Это дело рук Ксавера, что становится ясно сразу. Ксавер Кляйнсгютль не все время стоял в дверях, издеваясь над изгнанными дамами. Он действовал, он кое-что устроил и принял свои меры. Он спустился в холл, потянул за рукав господина Гергезеля и толстыми губами кое-что ему сказал, кое о чем попросил. И вот оба здесь. Ксавер, сделав свое дело, опять останавливается в дверях, а Макс Гергезель, в смокинге, с темным налетом бакенбард возле ушей, с красивыми черными глазами подходит к кроватке Лорхен, подходит с очевидным сознанием играемой им роли – сказочного принца, который приносит счастье, рыцаря-лебедя, – подходит, как тот, кто обычно говорит: «Ну вот я и пришел, вот все мучения и кончились!»

Корнелиус ошеломлен почти так же, как и Лорхен.

– Смотри, кто пришел – слабо говорит он. – Весьма любезно со стороны господина Гергезеля.

– Да вовсе никакой любезности с его стороны, – откликается тот. – Само собой разумеется, что ему еще захотелось взглянуть на свою партнершу и пожелать ей спокойной ночи.

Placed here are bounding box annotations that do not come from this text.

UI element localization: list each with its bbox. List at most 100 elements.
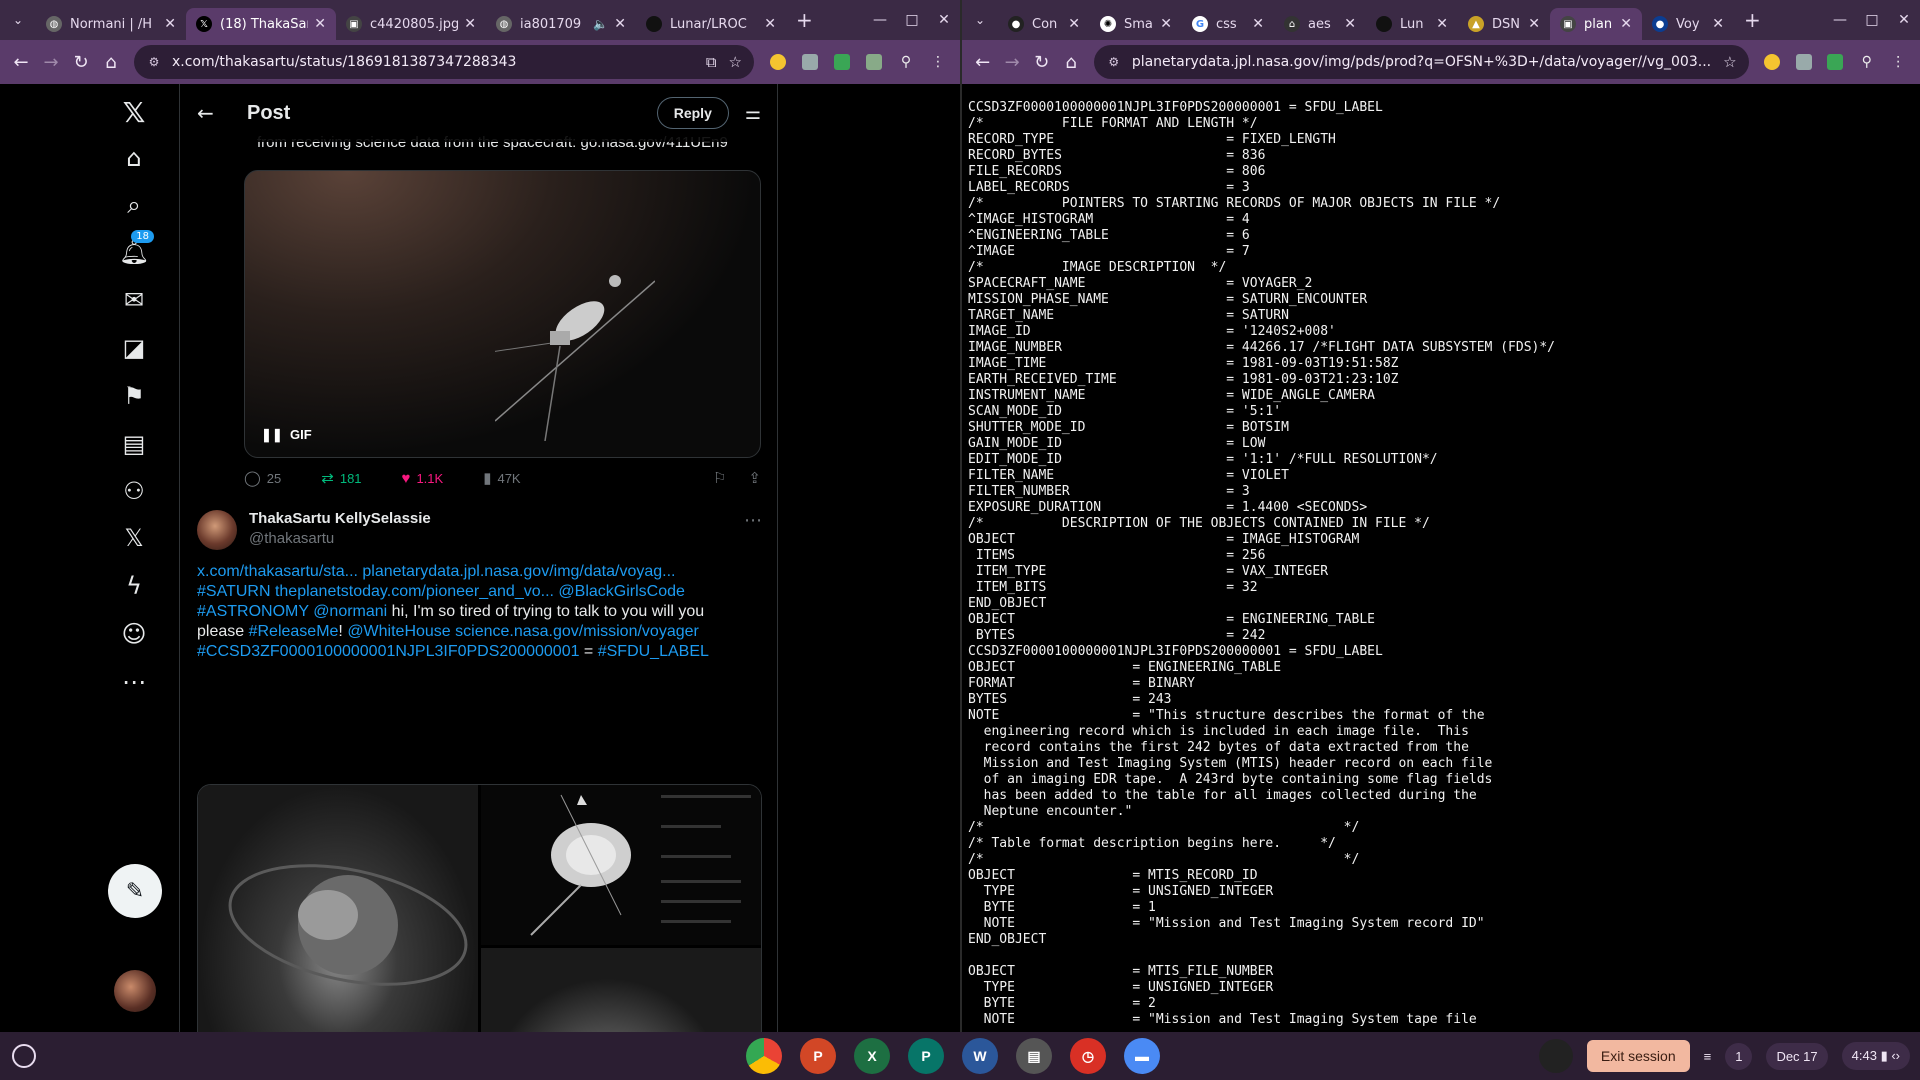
author-handle[interactable]: @thakasartu	[249, 530, 334, 547]
word-icon[interactable]: W	[962, 1038, 998, 1074]
reload-icon[interactable]: ↻	[1027, 47, 1056, 77]
tab-normani[interactable]: ◍ Normani | /H ✕	[36, 8, 186, 40]
reply-action[interactable]: ◯ 25	[244, 469, 281, 487]
menu-kebab-icon[interactable]: ⋮	[924, 48, 952, 76]
tab-google[interactable]: G css ✕	[1182, 8, 1274, 40]
close-tab-icon[interactable]: ✕	[1620, 16, 1632, 32]
forward-icon[interactable]: →	[36, 47, 66, 77]
bookmark-star-icon[interactable]: ☆	[1723, 53, 1736, 71]
publisher-icon[interactable]: P	[908, 1038, 944, 1074]
notifications-icon[interactable]: 🔔︎ 18	[118, 230, 154, 268]
avatar[interactable]	[197, 510, 237, 550]
extension-icon[interactable]	[1759, 48, 1786, 76]
post-link[interactable]: x.com/thakasartu/sta... planetarydata.jp…	[197, 563, 675, 580]
extension-icon[interactable]	[860, 48, 888, 76]
extension-icon[interactable]	[1822, 48, 1849, 76]
tab-dsn[interactable]: ▲ DSN ✕	[1458, 8, 1550, 40]
hashtag[interactable]: #SFDU_LABEL	[598, 643, 709, 660]
bookmark-icon[interactable]: ⚐	[713, 469, 726, 487]
tab-github[interactable]: ● Con ✕	[998, 8, 1090, 40]
close-tab-icon[interactable]: ✕	[1160, 16, 1172, 32]
extensions-puzzle-icon[interactable]: ⚲	[1853, 48, 1880, 76]
tab-lunar[interactable]: Lunar/LROC ✕	[636, 8, 786, 40]
close-tab-icon[interactable]: ✕	[1252, 16, 1264, 32]
profile-icon[interactable]: ☺	[118, 618, 150, 650]
back-icon[interactable]: ←	[6, 47, 36, 77]
address-bar[interactable]: ⚙ planetarydata.jpl.nasa.gov/img/pds/pro…	[1093, 45, 1749, 79]
media-queue-icon[interactable]: ≡	[1704, 1049, 1712, 1064]
files-icon[interactable]: ▬	[1124, 1038, 1160, 1074]
jobs-icon[interactable]: ▤	[118, 428, 150, 460]
verified-orgs-icon[interactable]: ϟ	[118, 570, 150, 602]
tab-openai[interactable]: ✺ Sma ✕	[1090, 8, 1182, 40]
close-tab-icon[interactable]: ✕	[314, 16, 326, 32]
back-icon[interactable]: ←	[968, 47, 997, 77]
more-options-icon[interactable]: ⋯	[744, 510, 762, 531]
avatar[interactable]	[1538, 1039, 1573, 1073]
extension-icon[interactable]	[1790, 48, 1817, 76]
communities-icon[interactable]: ⚇	[118, 475, 150, 507]
repost-action[interactable]: ⇄ 181	[321, 469, 361, 487]
home-icon[interactable]: ⌂	[96, 47, 126, 77]
close-tab-icon[interactable]: ✕	[1712, 16, 1724, 32]
close-tab-icon[interactable]: ✕	[614, 16, 626, 32]
install-app-icon[interactable]: ⧉	[706, 53, 717, 71]
tab-search-icon[interactable]: ⌄	[0, 0, 36, 40]
gif-badge[interactable]: ❚❚ GIF	[261, 427, 312, 443]
tab-archive[interactable]: ◍ ia801709 🔈 ✕	[486, 8, 636, 40]
docs-icon[interactable]: ▤	[1016, 1038, 1052, 1074]
site-info-icon[interactable]: ⚙	[146, 54, 162, 70]
extension-icon[interactable]	[764, 48, 792, 76]
forward-icon[interactable]: →	[997, 47, 1026, 77]
powerpoint-icon[interactable]: P	[800, 1038, 836, 1074]
x-logo-icon[interactable]: 𝕏	[118, 96, 150, 129]
mention[interactable]: @WhiteHouse	[347, 623, 450, 640]
exit-session-button[interactable]: Exit session	[1586, 1040, 1690, 1072]
tab-lunar[interactable]: Lun ✕	[1366, 8, 1458, 40]
messages-icon[interactable]: ✉	[118, 284, 150, 316]
notification-count-badge[interactable]: 1	[1725, 1042, 1753, 1070]
new-tab-button[interactable]: +	[786, 8, 823, 32]
saturn-image[interactable]	[198, 785, 478, 1032]
hashtag[interactable]: #ASTRONOMY	[197, 603, 309, 620]
settings-sliders-icon[interactable]: ⚌	[745, 103, 761, 124]
maximize-icon[interactable]: □	[1856, 12, 1888, 28]
compose-post-button[interactable]: ✎	[108, 864, 162, 918]
launcher-icon[interactable]	[12, 1044, 36, 1068]
close-window-icon[interactable]: ✕	[1888, 12, 1920, 28]
close-tab-icon[interactable]: ✕	[164, 16, 176, 32]
address-bar[interactable]: ⚙ x.com/thakasartu/status/18691813873472…	[134, 45, 754, 79]
chrome-icon[interactable]	[746, 1038, 782, 1074]
author-name[interactable]: ThakaSartu KellySelassie	[249, 510, 431, 527]
back-arrow-icon[interactable]: ←	[197, 101, 237, 125]
minimize-icon[interactable]: —	[864, 12, 896, 28]
share-icon[interactable]: ⇪	[748, 469, 761, 487]
hashtag[interactable]: #SATURN	[197, 583, 271, 600]
extension-icon[interactable]	[796, 48, 824, 76]
planet-closeup-image[interactable]	[481, 948, 761, 1032]
maximize-icon[interactable]: □	[896, 12, 928, 28]
home-icon[interactable]: ⌂	[1056, 47, 1085, 77]
date-label[interactable]: Dec 17	[1766, 1042, 1828, 1070]
extension-icon[interactable]	[828, 48, 856, 76]
timer-icon[interactable]: ◷	[1070, 1038, 1106, 1074]
close-tab-icon[interactable]: ✕	[1436, 16, 1448, 32]
close-tab-icon[interactable]: ✕	[1344, 16, 1356, 32]
views-action[interactable]: ▮ 47K	[483, 469, 520, 487]
bookmarks-icon[interactable]: ⚑	[118, 380, 150, 412]
tab-planetarydata[interactable]: ▣ plan ✕	[1550, 8, 1642, 40]
menu-kebab-icon[interactable]: ⋮	[1885, 48, 1912, 76]
tab-museum[interactable]: ⌂ aes ✕	[1274, 8, 1366, 40]
close-tab-icon[interactable]: ✕	[764, 16, 776, 32]
speaker-icon[interactable]: 🔈	[593, 17, 608, 31]
grok-icon[interactable]: ◪	[118, 332, 150, 364]
extensions-puzzle-icon[interactable]: ⚲	[892, 48, 920, 76]
site-info-icon[interactable]: ⚙	[1106, 54, 1122, 70]
close-window-icon[interactable]: ✕	[928, 12, 960, 28]
close-tab-icon[interactable]: ✕	[1068, 16, 1080, 32]
avatar[interactable]	[114, 970, 156, 1012]
reply-button[interactable]: Reply	[656, 97, 729, 129]
post-link[interactable]: theplanetstoday.com/pioneer_and_vo...	[275, 583, 554, 600]
new-tab-button[interactable]: +	[1734, 8, 1771, 32]
bookmark-star-icon[interactable]: ☆	[729, 53, 742, 71]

И он подходит к перилам, за которыми сидит онемевшая Лорхен. Она блаженно улыбается сквозь слезы. У нее вырывается высокий, короткий полувсхлип счастья, а потом она молча смотрит на рыцаря-лебедя золотистыми глазами, которые, хоть и распухли, хоть и покраснели, все же несравненно чудеснее, чем глаза дородной Плайхингер. Она не поднимает ручек, чтобы обнять его за шею. Ее счастье, как и боль, неосознанно, и тем не менее она этого не делает. Красивые маленькие руки лежат на одеяле, а Макс Гергезель облокотился на перила, как на парапет балкона.

– Чтоб не рыдала горько-горько в постели ночи напролет![4]4
  Неточная цитата из романа И.-В. Гете «Годы учения Вильгельма Мейстера». – Примеч. пер.


[Закрыть]
– говорит он и искоса смотрит на профессора в надежде получить похвалу своей эрудиции. – Ха-ха-ха, в твои-то годы! «Утешься, прекрасное дитя!» Ты чудо. Ты еще всем покажешь. Просто оставайся такой, какая есть. Ха-ха-ха, в твои-то годы! Теперь, когда я пришел, ты уснешь и больше не будешь плакать, маленькая Лорелея?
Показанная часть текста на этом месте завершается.